EV’s Fossil Fuel Economy No Better than ICE Vehicles

  • 2022
  • June
  • 20
  • EV’s Fossil Fuel Economy No Better than ICE Vehicles


EV’s Fossil Fuel Economy No Better than ICE Vehicles

2 days ago

Guest Blogger


From Dr. Roy Spencer’s Weather Blog

June 17th, 2022 by Roy W. Spencer, Ph. D.

…But the price per mile of EVs energy use is cheaper for the time being ($2 per gallon of gas equivalent)

Photo credit: Insideevs.com.

Most of the electricity generated in the U.S. continues to come from fossil fuels (61% in 2021). This is not likely to change much in the future as electricity demand is increasing faster than renewables (20% of total in 2020 and 20.1% of total in 2021) can close the gap versus fossil fuels. Given that fact, it is interesting to ask the question:

Which uses fossil fuels more efficiently, an EV or ICE (internal combustion engine) vehicle?

Most of what you will read about EVs versus ICE vehicles discuss how EVs are more efficient at converting the energy they carry into motion (e.g. here, and here , and here, and here, etc.) but this is only part of the equation. The generation, transmission, and battery storage of electricity is very inefficient compared to the refining and transport of gasoline, and those inefficiencies each year add up to more than all of the gasoline consumed in the U.S.

EV Energy Usage per Mile

The average energy consumption of an EV vehicle is about 0.35 kWh per mile. At the U.S. average electricity price of $0.145 per kWh in June 2022, and assuming the 2021 average new car fuel economy of 39 mpg, this makes the ICE-equivalent fuel price of an EV $1.98 per gallon of gasoline. With the U.S. average price of gas now over $5.00 a gallon, this by itself (ignoring the many other considerations, discussed below) makes the EV attractive for month-to-month savings on fuel purchases.

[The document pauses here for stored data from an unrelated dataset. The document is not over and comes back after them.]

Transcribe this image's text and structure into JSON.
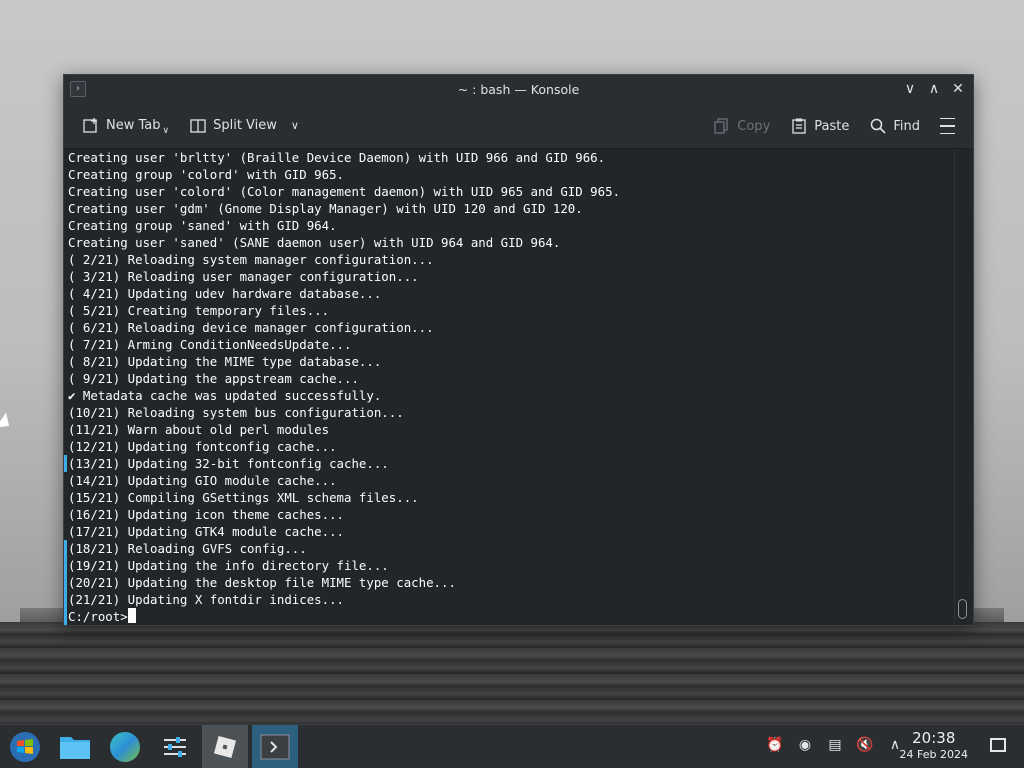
{
  "window": {
    "title": "~ : bash — Konsole",
    "controls": [
      "minimize",
      "maximize",
      "close"
    ]
  },
  "toolbar": {
    "new_tab": "New Tab",
    "split_view": "Split View",
    "copy": "Copy",
    "paste": "Paste",
    "find": "Find"
  },
  "terminal": {
    "lines": [
      "Creating user 'brltty' (Braille Device Daemon) with UID 966 and GID 966.",
      "Creating group 'colord' with GID 965.",
      "Creating user 'colord' (Color management daemon) with UID 965 and GID 965.",
      "Creating user 'gdm' (Gnome Display Manager) with UID 120 and GID 120.",
      "Creating group 'saned' with GID 964.",
      "Creating user 'saned' (SANE daemon user) with UID 964 and GID 964.",
      "( 2/21) Reloading system manager configuration...",
      "( 3/21) Reloading user manager configuration...",
      "( 4/21) Updating udev hardware database...",
      "( 5/21) Creating temporary files...",
      "( 6/21) Reloading device manager configuration...",
      "( 7/21) Arming ConditionNeedsUpdate...",
      "( 8/21) Updating the MIME type database...",
      "( 9/21) Updating the appstream cache...",
      "✔ Metadata cache was updated successfully.",
      "(10/21) Reloading system bus configuration...",
      "(11/21) Warn about old perl modules",
      "(12/21) Updating fontconfig cache...",
      "(13/21) Updating 32-bit fontconfig cache...",
      "(14/21) Updating GIO module cache...",
      "(15/21) Compiling GSettings XML schema files...",
      "(16/21) Updating icon theme caches...",
      "(17/21) Updating GTK4 module cache...",
      "(18/21) Reloading GVFS config...",
      "(19/21) Updating the info directory file...",
      "(20/21) Updating the desktop file MIME type cache...",
      "(21/21) Updating X fontdir indices..."
    ],
    "prompt": "C:/root>"
  },
  "taskbar": {
    "apps": [
      "start-menu-icon",
      "file-manager-icon",
      "browser-icon",
      "system-settings-icon",
      "roblox-icon",
      "konsole-icon"
    ],
    "tray": [
      "notifications-icon",
      "updates-icon",
      "clipboard-icon",
      "volume-muted-icon",
      "tray-expand-icon"
    ],
    "clock": {
      "time": "20:38",
      "date": "24 Feb 2024"
    }
  },
  "colors": {
    "terminal_bg": "#232629",
    "terminal_fg": "#fcfcfc",
    "accent": "#3daee9",
    "taskbar_bg": "#2b2e31"
  }
}
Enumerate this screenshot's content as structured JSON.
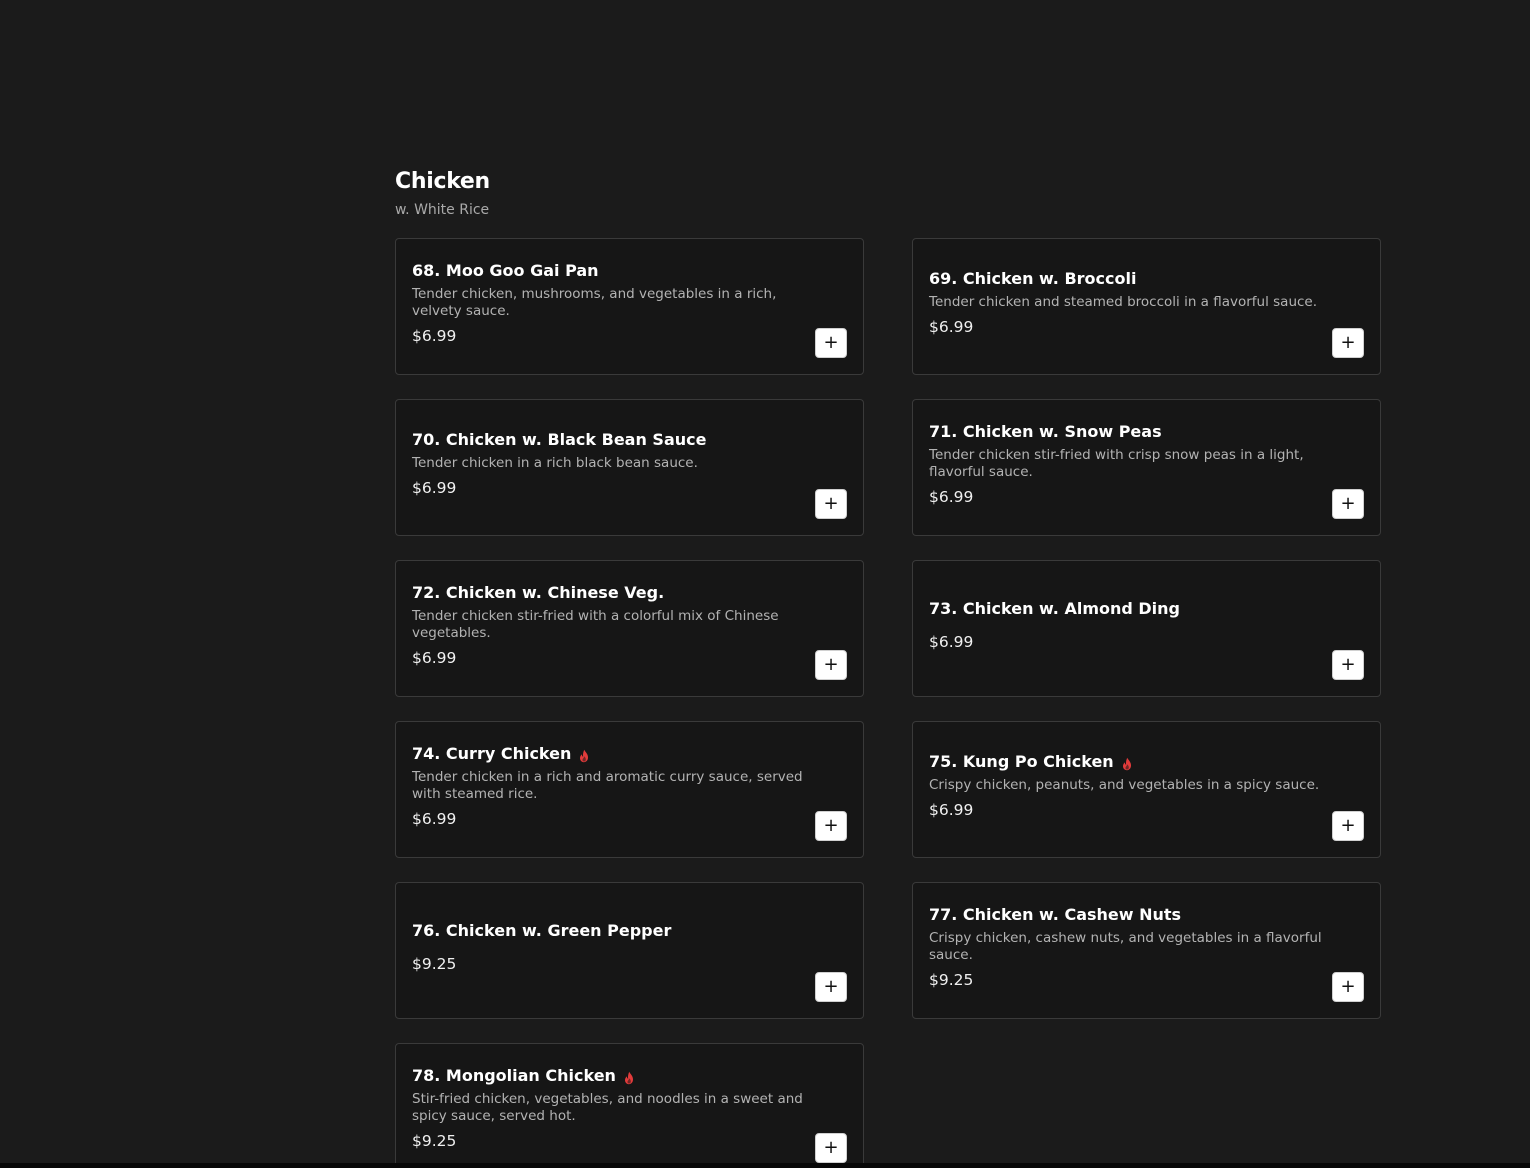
{
  "colors": {
    "background": "#1b1b1b",
    "card_background": "#161616",
    "card_border": "#3a3a3a",
    "spicy": "#e23b3b",
    "button_background": "#ffffff"
  },
  "section": {
    "title": "Chicken",
    "subtitle": "w. White Rice"
  },
  "add_button_label": "+",
  "items": [
    {
      "name": "68. Moo Goo Gai Pan",
      "description": "Tender chicken, mushrooms, and vegetables in a rich, velvety sauce.",
      "price": "$6.99",
      "spicy": false
    },
    {
      "name": "69. Chicken w. Broccoli",
      "description": "Tender chicken and steamed broccoli in a flavorful sauce.",
      "price": "$6.99",
      "spicy": false
    },
    {
      "name": "70. Chicken w. Black Bean Sauce",
      "description": "Tender chicken in a rich black bean sauce.",
      "price": "$6.99",
      "spicy": false
    },
    {
      "name": "71. Chicken w. Snow Peas",
      "description": "Tender chicken stir-fried with crisp snow peas in a light, flavorful sauce.",
      "price": "$6.99",
      "spicy": false
    },
    {
      "name": "72. Chicken w. Chinese Veg.",
      "description": "Tender chicken stir-fried with a colorful mix of Chinese vegetables.",
      "price": "$6.99",
      "spicy": false
    },
    {
      "name": "73. Chicken w. Almond Ding",
      "description": "",
      "price": "$6.99",
      "spicy": false
    },
    {
      "name": "74. Curry Chicken",
      "description": "Tender chicken in a rich and aromatic curry sauce, served with steamed rice.",
      "price": "$6.99",
      "spicy": true
    },
    {
      "name": "75. Kung Po Chicken",
      "description": "Crispy chicken, peanuts, and vegetables in a spicy sauce.",
      "price": "$6.99",
      "spicy": true
    },
    {
      "name": "76. Chicken w. Green Pepper",
      "description": "",
      "price": "$9.25",
      "spicy": false
    },
    {
      "name": "77. Chicken w. Cashew Nuts",
      "description": "Crispy chicken, cashew nuts, and vegetables in a flavorful sauce.",
      "price": "$9.25",
      "spicy": false
    },
    {
      "name": "78. Mongolian Chicken",
      "description": "Stir-fried chicken, vegetables, and noodles in a sweet and spicy sauce, served hot.",
      "price": "$9.25",
      "spicy": true
    }
  ]
}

But since most of this electricity still comes from fossil fuels, we must factor in the efficiency with which electricity is generated and transmitted and stored in the EV’s battery. This is how we can answer the question, Which uses fossil fuels more efficiently, an EV or ICE (internal combustion engine) vehicle?

The generation of electricity is pretty inefficient with efficiencies ranging 33% from coal and 42% from natural gas. As we continue to transition away from coal to natural gas, I will use the 42% number. Next, at least 6.5% is lost in transmission and distribution. Finally, 12% of the electricity is lost in charging of the EV battery. Taken together, these losses add up to the 0.35 kWh per mile energy efficiency of an EV increasing to 1.0 kWh per mile in terms of fossil energy being used.

ICE Energy Usage per Mile

How does the internal combustion engine stack up against the EV in terms of efficiency of fossil fueled energy use?

A gallon of gas contains 33.7 kWh of energy. But like the generation of electricity, it takes energy to extract that gallon of gas from petroleum. However, the refining process is very energy efficient (about 90%), so it takes (33.7/0.9=) 37.44 kWh of energy to obtain that 33.7 kWh of energy is a gallon of gas. At the 39 mpg gas mileage of 2021 cars, this gives an energy economy number of 0.96 kWh per mile driven, which is just below the 1.0 kWh fossil fuel energy usage of an EV. With advertised fuel economy of 48 to 60 mpg, hybrid vehicles (which are gasoline powered) would thus have an advantage over EVs.

Other Considerations

Of course, the main reason EVs are being pushed on the American people (through subsidies and stringent CAFE standards) is the reduction in CO2 emissions that will occur, assuming more of our electricity comes from non-fossil fuel sources in the future. I personally have no interest in owning one because I want the flexibility of travelling long distances in a single day.

There is also the issue of the large amount of additional natural resources, and associated pollution, required to make millions of EV batteries.

Furthermore, the electrical grid will need to be expanded to provide the increase in electricity needed. This greater electricity demand, along with the high cost of wind and solar energy, might well make the fuel cost advantage of the EV disappear in the coming years.

Finally, a portion of the true price of a new EV is hidden through subsides (which the taxpayer pays for) and high CAFE fuel economy regulations, which require auto manufacturers not meeting the standard to pay companies like Tesla, a cost which is passed on to the consumer through higher prices on ICE cars and (especially) trucks.